Hola Posker, no se si aun tienes el problema pero el pin5 de UF1 va al pin 85 de ic ms3393


----------



## Eyyyyyy

La luz led de mando de mi TV Hisense parpadea. ¿Alguien sabe por qué?
Tengo otra de la misma marca y modelo y jamás lo hace.
No sé si sea por el regulador de voltaje o haya algo malo con ella.


----------



## switchxxi

Eyyyyyy dijo:


> La luz led de mando de mi tv Hisense parpadea, alguien sabe por qué? Tengo otra igual y no hace eso


¿ Las pilas están descargadas, quizás ?

¿ El manual del TV, que dice ?


----------



## DOSMETROS

Eyyyyyy dijo:


> La luz led de mando de mi tv Hisense parpadea, alguien sabe por qué? Tengo otra igual y no hace eso


 
Que yo sepa , el mando no sabe nada de lo que le pasa a un televisor , así que entiendo es problema exclusivo del mando.


----------



## Pinchavalvulas

Eyyyyyy dijo:


> La luz led de mando de mi tv Hisense parpadea, alguien sabe por qué? Tengo otra igual y no hace eso


Se necesita una aclaración:
¿La luz de mando del televisor o la luz del mando a distancia/control remoto? 

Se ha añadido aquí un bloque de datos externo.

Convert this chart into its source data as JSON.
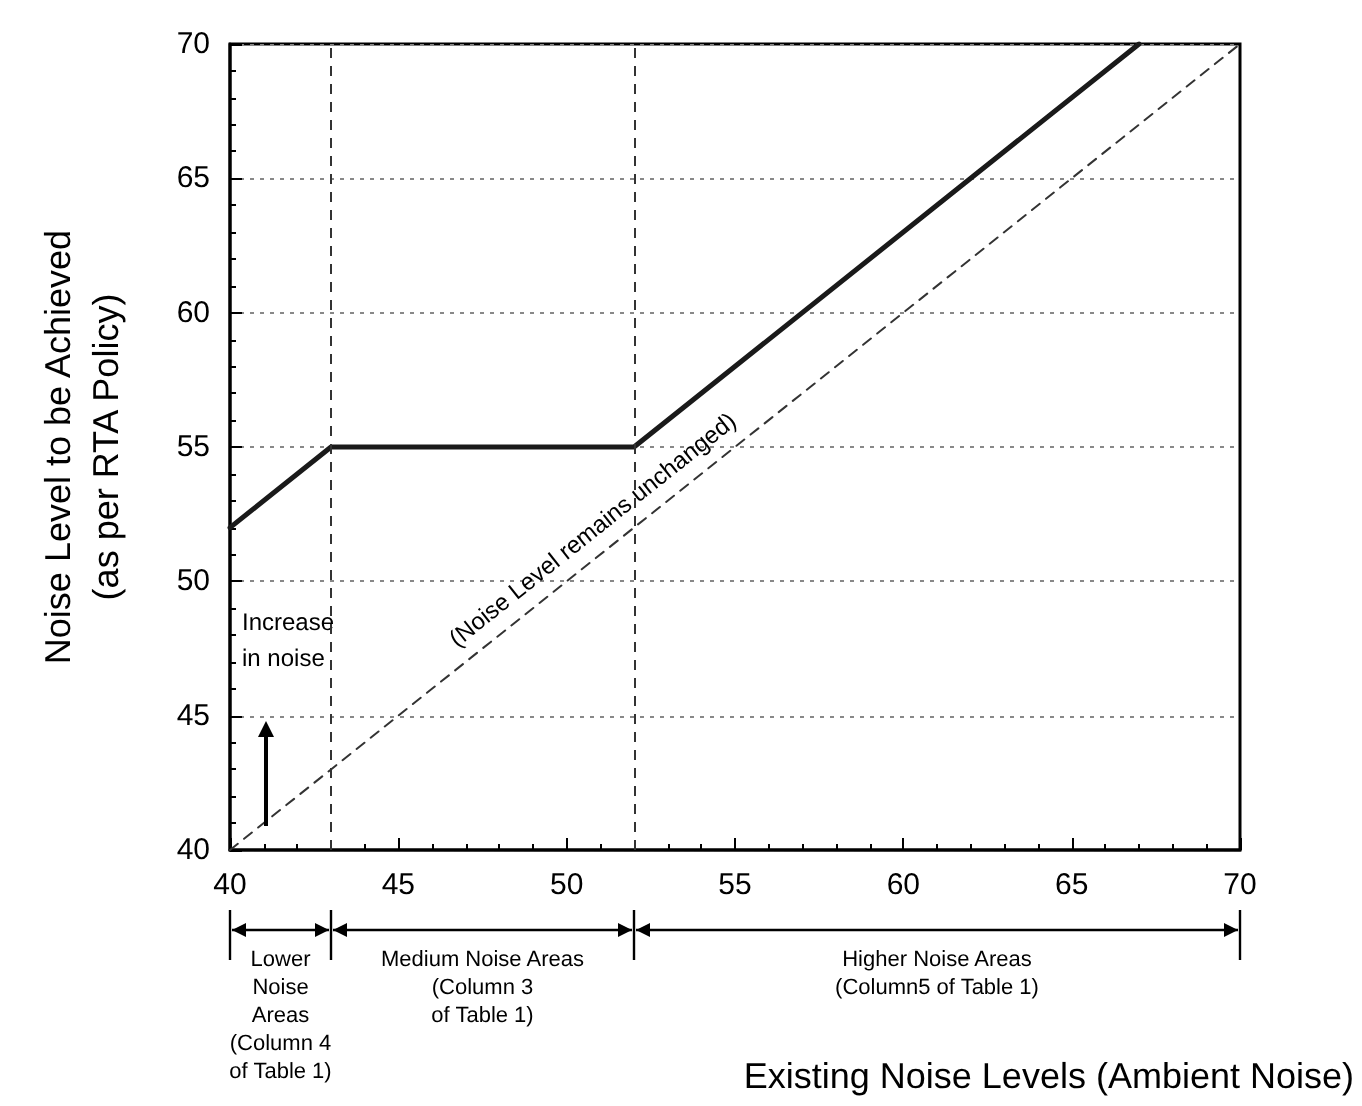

Los mandos no todos llevan luz o Led indicador de emisión o función.


----------



## switchxxi

Pinchavalvulas dijo:


> Se necesita una aclaración:
> ¿La luz de mando del televisor o la luz del mando a distancia/control remoto?
> 
> Los mandos no todos llevan luz o Led indicador de emisión o función.


Buena pregunta. Yo asumí que era el control remoto.


----------



## DOSMETROS

Ahhh , si es la propia del tv se llama StandBy . . .


----------



## amplitube

Eyyyyyy dijo:


> La luz led de mando de mi TV Hisense parpadea. ¿Alguien sabe por qué?
> Tengo otra de la misma marca y modelo y jamás lo hace.
> No sé si sea por el regulador de voltaje o haya algo malo con ella.



Cuando el TV esta apagado, sigue conectado a Internet y muchas veces busca actualizaciones, la mayoria de las marcas dan solo una actualizacion y despues chau, eso provoca el colapso del Hub de internet cuando la tele esta en StandBy.
En casos asi, el mejor reset es desenchufar el Tv esperas un rato y listo.
Para verificar el buen funcionamiento del control remoto, podes utilizar la camara de tu celular, apuntale con el control a la camara y mira la pantalla del celular, si el control funciona bien y tiene las pilas en buen estado vas a ver una luz parpadeando cuando mantenes controles como subir volumen y lo dejas a presionado. Antes yo usaba una radio am y cerca de la antena de ferrite testeaba el control remoto. Tecnicas caseras jaja.

Suerte con eso
Saludos.


----------



## Sofa14

DOSMETROS dijo:


> Ahhh , si es la propia del tv se llama StandBy . . .


*¿ *Y como se arregla *?.
 L*a deje desconectada toda la noche y L*A* prendí en L*A* mañana *a*y sigue igual*.*


----------